Hors-saison : escale à Bastia

Toute ville insulaire est avant tout un port. Bastia elle en a trois. Il y a bien sûr le Vieux-Port. L’abri naturel ancestral, aujourd’hui parfaitement protégé par sa double digue. Lorsque l’on vient du Sud, la Citadelle qui le surplombe comme une sentinelle, est un amer remarquable lorsque. La côte Est de la Corse offrant peu d’abris, que l’on vienne de Porto Vecchio distant de 75 milles nautiques, des Bouches de Bonifacio ou de Sardaigne, voir sa haute silhouette se découper de plus en plus nettement sur l’horizon, a toujours un effet rassurant. Est-ce pour cela que, construite par les Génois, c’est son nom dans leur langue, Bastia y signifiant Citadelle, qu’adoptera la ville pour patronyme ?
Le Vieux-Port
On profite d’être hors-saison pour s’amarrer discrètement cul au quai de la Madonetta, à deux pas de la Capitainerie. Le panorama est somptueux sur les bâtisses qui se bousculent sur ce rivage escarpé. En arrière-plan les montagnes culminent à près de 1000 mètres d’altitude. Elles n’ont pas encore, comme les sommets plus élevés aperçus plus au Sud, de manteau neigeux. Mais janvier ou février pourrait les voir se couvrir de blanc. En attendant le soleil illumine la ville, et sa lumière si particulière rend encore plus chauds l’ocre, le safran, le terracotta des façades. Y compris celle de l’église St Jean Baptise, qui surplombe autant qu’elle protège de son double clocher, la multitude variée d’embarcations abritées à ses pieds : pêcheurs amateurs, professionnels, plaisanciers sur une ou deux coques… Une promenade de bois a été aménagée au fond de l’anse, permettant aux marins devenus piétons de passer selon l’heure en quelques pas seulement, d’un bord à l’autre, de l’ombre au soleil, des frimas hivernaux à une douceur printanière. A l’heure du déjeuner, on s’installe à la terrasse du restaurant A Scaletta, comme en été. On y goûte les traditions culinaires Corses, mais surtout la quiétude de l’endroit, préservé de l’intense trafic qui congestionne partout la ville, mais qu’on a eu ici la délicate attention de cacher dans un tunnel.

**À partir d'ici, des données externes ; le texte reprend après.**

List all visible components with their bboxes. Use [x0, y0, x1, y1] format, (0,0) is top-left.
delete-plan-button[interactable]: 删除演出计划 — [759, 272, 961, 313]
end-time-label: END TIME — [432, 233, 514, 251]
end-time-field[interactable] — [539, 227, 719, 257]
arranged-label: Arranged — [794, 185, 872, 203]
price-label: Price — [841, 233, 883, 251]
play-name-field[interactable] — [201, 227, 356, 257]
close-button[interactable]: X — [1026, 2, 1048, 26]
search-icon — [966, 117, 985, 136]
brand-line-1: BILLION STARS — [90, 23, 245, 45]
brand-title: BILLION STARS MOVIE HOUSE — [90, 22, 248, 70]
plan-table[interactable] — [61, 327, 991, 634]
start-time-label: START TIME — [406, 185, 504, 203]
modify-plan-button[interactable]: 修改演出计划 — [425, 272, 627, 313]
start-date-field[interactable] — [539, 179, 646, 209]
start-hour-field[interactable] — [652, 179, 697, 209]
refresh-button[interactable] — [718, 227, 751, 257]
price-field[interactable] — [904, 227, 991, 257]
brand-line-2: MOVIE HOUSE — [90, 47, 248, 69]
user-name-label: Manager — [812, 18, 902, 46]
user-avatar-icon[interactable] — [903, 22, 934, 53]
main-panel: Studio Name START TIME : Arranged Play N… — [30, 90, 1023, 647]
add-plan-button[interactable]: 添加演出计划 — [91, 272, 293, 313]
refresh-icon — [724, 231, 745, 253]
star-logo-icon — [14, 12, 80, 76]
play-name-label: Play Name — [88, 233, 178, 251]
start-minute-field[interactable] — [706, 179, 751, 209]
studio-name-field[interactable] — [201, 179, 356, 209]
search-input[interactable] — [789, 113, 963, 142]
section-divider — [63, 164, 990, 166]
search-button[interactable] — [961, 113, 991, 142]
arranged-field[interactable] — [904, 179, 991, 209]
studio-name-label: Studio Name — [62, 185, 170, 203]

Premier port de commerce de Corse
Après nous être délicieusement perdus dans les vieilles ruelles du quartier de la Citadelle, nos pas nous mènent vers le Nord pour arriver sur la place St Nicolas, sans avoir la moindre route à traverser. La promenade littorale est intelligemment prolongée d’une passerelle qui enjambe la gueule du tunnel du Vieux-Port. Celui-ci engloutit d’un côté des voies un flot aussi important de véhicules qu’il en évacue de l’autre. La place emblématique de la ville jouxte, et ce n’est pas un hasard, le port de commerce et surtout de ferries. Le trafic y est intense, même en hiver, tant pour alimenter l’île que pour assurer la « continuité territoriale » vers Marseille, Toulon, Nice. Mais aussi avec l’Italie, vers Gênes et surtout Livourne qui n’est qu’à 4 heures de ferry. C’est pourtant l’île d’Elbe distante de seulement 36 milles nautiques, que l’on voit en premier, avant de distinguer l’Italie continentale. Les 1000 mètres du Monte Capanne semblent un appel à tourner nos étraves vers les rivages tortueux de cette île qui offrent tant de baies qu’il est possible de s’y abriter par toutes les directions de vent. A ses côtés, plus petites, Pianosa au sud et Capraia Isola au nord sont bien tentantes elles-aussi, mais ce sera pour une autre fois. En attendant, porte-conteneurs, ferries, pétroliers, et autres vraquiers se croisent au large, sous l’œil vigilant du sémaphore de Sagro, qui a mi-chemin entre Bastia et Cap Corse, veille sur le trafic, des professionnels comme des plaisanciers.
Marina de Toga
A peine quelques centaines de mètres parcourus toujours vers le Nord et nous voici arrivés au port de Toga. L’architecture environnante, devenue sans âme, tranche avec celle de Bastia centre. Nous voici brutalement comme sortis de la ville. Près de 400 bateaux sont protégés par la digue artificielle construite en 1990. Si les fonctions priment sur le charme, cette marina répond à un réel besoin, et se devait d’exister. Avec ses quais alimentés, sa zone technique équipée d’un chariot élévateur, on y trouve, surtout en hiver, des places visiteurs disponibles. Mieux, un catamaran de 38 pieds semble habité à l’année, faisant peser un doute sur notre première intuition. Un verre sur la terrasse ensoleillée du Café del Mare plus tard, l’information est confirmée : faire escale à Bastia en hiver est une salvatrice cure de luminosité.